# denied residence in Spain



## igr 16 (Oct 29, 2021)

Hi .Can someone tell me what to do. I was denied residence in Spain. Because as I have been living in Spain since January 2020, but my health insurance started in March 2021. In March 2021, I applied for a residence permit in Spain.

Regards.


----------



## xabiaxica (Jun 23, 2009)

igr 16 said:


> Hi .Can someone tell me what to do. I was denied residence in Spain. Because as I have been living in Spain since January 2020, but my health insurance started in March 2021. In March 2021, I applied for a residence permit in Spain.
> 
> Regards.


This is a very common reason for rejection.

The vast majority of offices will only grant residency if the health insurance was in place before the end of the transition period 31/12/2020, simply because health cover is a requirement for living here.

Even had you registered before the end of the transition period, you would have been refused registration without health cover.

Depending on where you live, one of the following FCO approved organisations might be able to help with an appeal, but I haven't heard of anyone refused on these grounds being successful:



https://spain.iom.int/es/uk-nationals-support-fund-program-uknsf











Residency for UK Nationals • Asociación Babelia


The Non-Profit Organisation Association Babelia has been awarded grant funding by the UK Government to be one of the three organisations to support UK




asociacionbabelia.org













Residency Helpline | Spanish residency help for UK Nationals | Age in Spain


Whether you have already taken some steps to complete your Spanish residency application or don't know where to begin, we can help you. We are offering special support for those with difficulty completing their application process due to health, mobility or other reasons. Contact us for support.




www.ageinspain.org


----------



## Alcalaina (Aug 6, 2010)

Hi, you need to have applied before 31 Dec 2020 to qualify for residency under the terms of the Withdrawal Agreement. So now you'd have to apply for a non-lucrative visa (assuming you're not working) and you'd have to do that at the Spanish Embassy in the UK and prove you have an income of around €25,000 p.a. as well as health insurance.
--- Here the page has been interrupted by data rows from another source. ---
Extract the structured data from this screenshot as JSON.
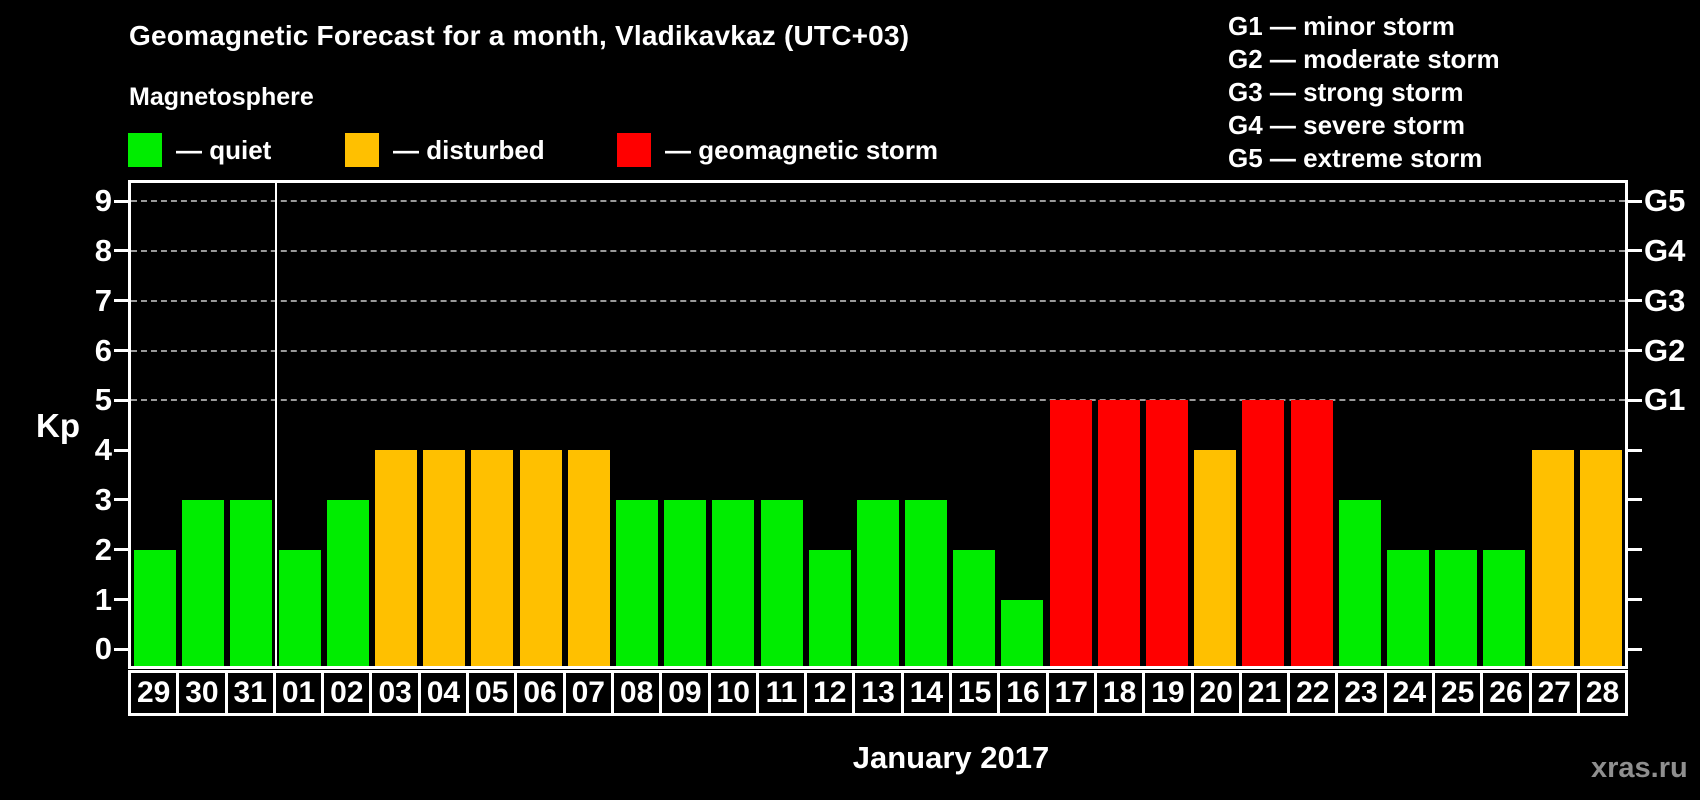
{
  "title": "Geomagnetic Forecast for a month, Vladikavkaz (UTC+03)",
  "subtitle": "Magnetosphere",
  "legend": {
    "items": [
      {
        "status": "quiet",
        "label": "— quiet",
        "color": "#00ed00"
      },
      {
        "status": "disturbed",
        "label": "— disturbed",
        "color": "#ffc000"
      },
      {
        "status": "storm",
        "label": "— geomagnetic storm",
        "color": "#ff0000"
      }
    ]
  },
  "g_scale_legend": {
    "items": [
      "G1 — minor storm",
      "G2 — moderate storm",
      "G3 — strong storm",
      "G4 — severe storm",
      "G5 — extreme storm"
    ]
  },
  "watermark": "xras.ru",
  "chart_data": {
    "type": "bar",
    "title": "Geomagnetic Forecast for a month, Vladikavkaz (UTC+03)",
    "ylabel": "Kp",
    "xlabel": "January 2017",
    "ylim": [
      0,
      9
    ],
    "yticks": [
      0,
      1,
      2,
      3,
      4,
      5,
      6,
      7,
      8,
      9
    ],
    "gridlines_at_kp": [
      5,
      6,
      7,
      8,
      9
    ],
    "grid": "dashed horizontal lines at storm levels G1–G5 only",
    "right_axis": {
      "labels": [
        "G1",
        "G2",
        "G3",
        "G4",
        "G5"
      ],
      "at_kp": [
        5,
        6,
        7,
        8,
        9
      ]
    },
    "month_separator_before_day": "01",
    "categories": [
      "29",
      "30",
      "31",
      "01",
      "02",
      "03",
      "04",
      "05",
      "06",
      "07",
      "08",
      "09",
      "10",
      "11",
      "12",
      "13",
      "14",
      "15",
      "16",
      "17",
      "18",
      "19",
      "20",
      "21",
      "22",
      "23",
      "24",
      "25",
      "26",
      "27",
      "28"
    ],
    "values": [
      2,
      3,
      3,
      2,
      3,
      4,
      4,
      4,
      4,
      4,
      3,
      3,
      3,
      3,
      2,
      3,
      3,
      2,
      1,
      5,
      5,
      5,
      4,
      5,
      5,
      3,
      2,
      2,
      2,
      4,
      4
    ],
    "status": [
      "quiet",
      "quiet",
      "quiet",
      "quiet",
      "quiet",
      "disturbed",
      "disturbed",
      "disturbed",
      "disturbed",
      "disturbed",
      "quiet",
      "quiet",
      "quiet",
      "quiet",
      "quiet",
      "quiet",
      "quiet",
      "quiet",
      "quiet",
      "storm",
      "storm",
      "storm",
      "disturbed",
      "storm",
      "storm",
      "quiet",
      "quiet",
      "quiet",
      "quiet",
      "disturbed",
      "disturbed"
    ],
    "status_colors": {
      "quiet": "#00ed00",
      "disturbed": "#ffc000",
      "storm": "#ff0000"
    },
    "legend_position": "top-left (magnetosphere states) and top-right (G storm scale)"
  }
}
You can find the details here.





Visas (FAQ)







www.exteriores.gob.es


----------



## davexf (Jan 26, 2009)

Hola 

Depends what you can prove to the authorities satisfaction. Assuming you can't then i think the theory is you return to the UK and get a visa 

Davexf


----------



## xabiaxica (Jun 23, 2009)

Alcalaina said:


> Hi, you need to have applied before 31 Dec 2020 to qualify for residency under the terms of the Withdrawal Agreement. So now you'd have to apply for a non-lucrative visa (assuming you're not working) and you'd have to do that at the Spanish Embassy in the UK and prove you have an income of around €25,000 p.a. as well as health insurance. You can find the details here.
> 
> 
> 
> ...


Applications are still being accepted - as long as the applicant can prove that they lived here before 31/12/2020.

No health insurance pre that date is one of the most common reasons for rejection though.


----------